Pista ciclabile su via Bruno Buozzi, parla Lello Sforza: «Progetto insicuro pensato senza criterio»

«Quella pista non è sicura» dice Lello Sforza, ciclista e certificatore europeo di percorsi ciclabili, che spiega: «Chi l’ha pensata è un criminale, una persona senza senso di responsabilità o, evidentemente, non sa nulla in materia di pianificazione e progettazione della ciclabilità. Via Buozzi sarà molto pericolosa e voglio vedere di chi sarà la responsabilità quando accadrà il primo incidente stradale».

Perché?

«Quella soluzione definita “light”, secondo il decreto 557 del 1999, si fa in certe condizioni, non su una strada a doppio senso di marcia con doppia carreggiata, dove il traffico è pesante e le auto superano i 90 chilometri all’ora. Il contesto di quella pista è assolutamente proibitivo perché il traffico è veloce e pesante, a tutte le ore del giorno e della notte. C’è il serio rischio che ci scappi il morto. È una pista killer, incompatibile con quel tipo di strada».

Qual è il problema?

«Il problema è che stiamo parlando di un intervento improvvisato e fatto senza criterio. Ma anche chi pensa e chi fa queste cose non è gente esperta in materia. Ed evidentemente non ha nemmeno a cuore la sicurezza dei ciclisti. Vorrei vedere se i nostri rappresentanti hanno il coraggio di mandare i loro figli su quella pista (e se questi superano indenni la prova). Anche perché chi ha pensato a queste cose non va in bici».

Cosa si sarebbe potuto fare, invece?

«Lì ci volevano due tipi di interventi. Uno di calmierizzazione della velocità, sia con azioni di moderazione e riduzione del traffico con, ad esempio, modifiche della carreggiata per indurre le auto a rallentare. Solo così quella soluzione poteva essere compatibile con quella strada. Altrimenti ci vuole l’elemento fisico invalicabile, il famoso cordolo».

Anche le intersezioni sono un problema?

«Pure in questo il Comune è un pasticcione. Come fanno quelle piste ciclabili a congiungersi con il resto della pista di via Buozzi che va dalla nuova rotatoria di via Glomerelli a quella di viale Europa? Per non parlare poi del ponticello nei pressi dell’innesto della tangenziale, dove il ciclista verrà travolto e ammazzato».

Che altro non va?

«La segnaletica non è completa. Quell’unica striscia bianca continua che divide la pista dalla carreggiata, ad esempio, non è sufficiente. Il codice della strada dice che ci deve essere una separazione tra la parte ciclabile e quella carrabile di almeno 50 centimetri.

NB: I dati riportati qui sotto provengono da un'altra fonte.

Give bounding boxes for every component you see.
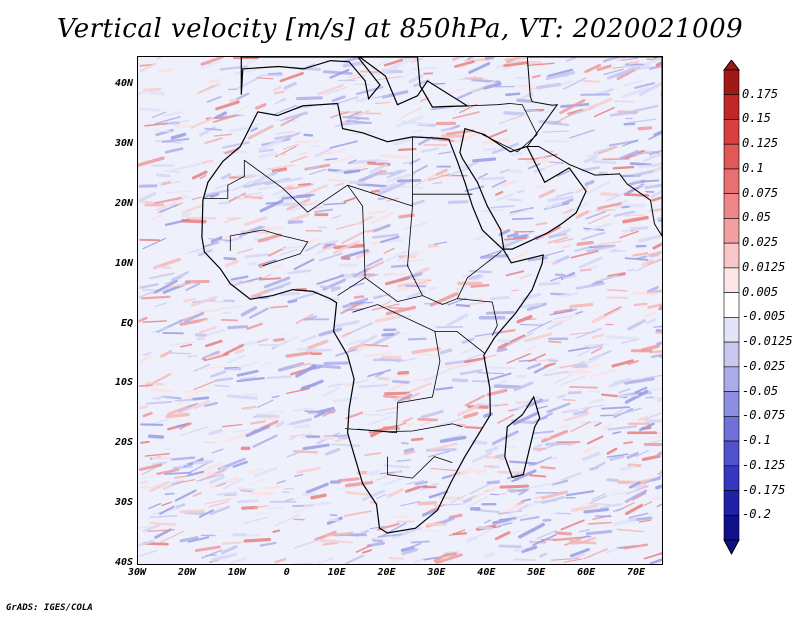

E questa separazione può essere fatta o mediante un elemento fisico invalicabile (il famoso cordolo, brutto nel termine e nell’aspetto) o con una segnaletica, ma non è sufficiente una sola linea».

Come in corso Vittorio Emanuele dove ce ne sono due?

«Esatto. Lì due linee parallele separano il flusso ciclistico dalle auto, anche se le macchine dovrebbero rimanere all’esterno della seconda linea. Ma questa cosa non succede mai».

Perché?

«Per una ignoranza di tutti, sia degli automobilisti (che fanno quello che vogliono, parcheggiando ovunque), sia dei vigili che si disinteressano, sia di chi ha progettato l’intervento. E questo perché, secondo il decreto 557 del 1999, la pista ciclabile in carreggiata dev’essere delimitata da una striscia bianca e una gialla, come quelle degli autobus. Quella doppia linea bianca è una invenzione del Comune di Bari».

Che in via Bruno Buozzi manca.

«Speriamo se ne siano solo dimenticati e che la segnaletica sia solo incompleta».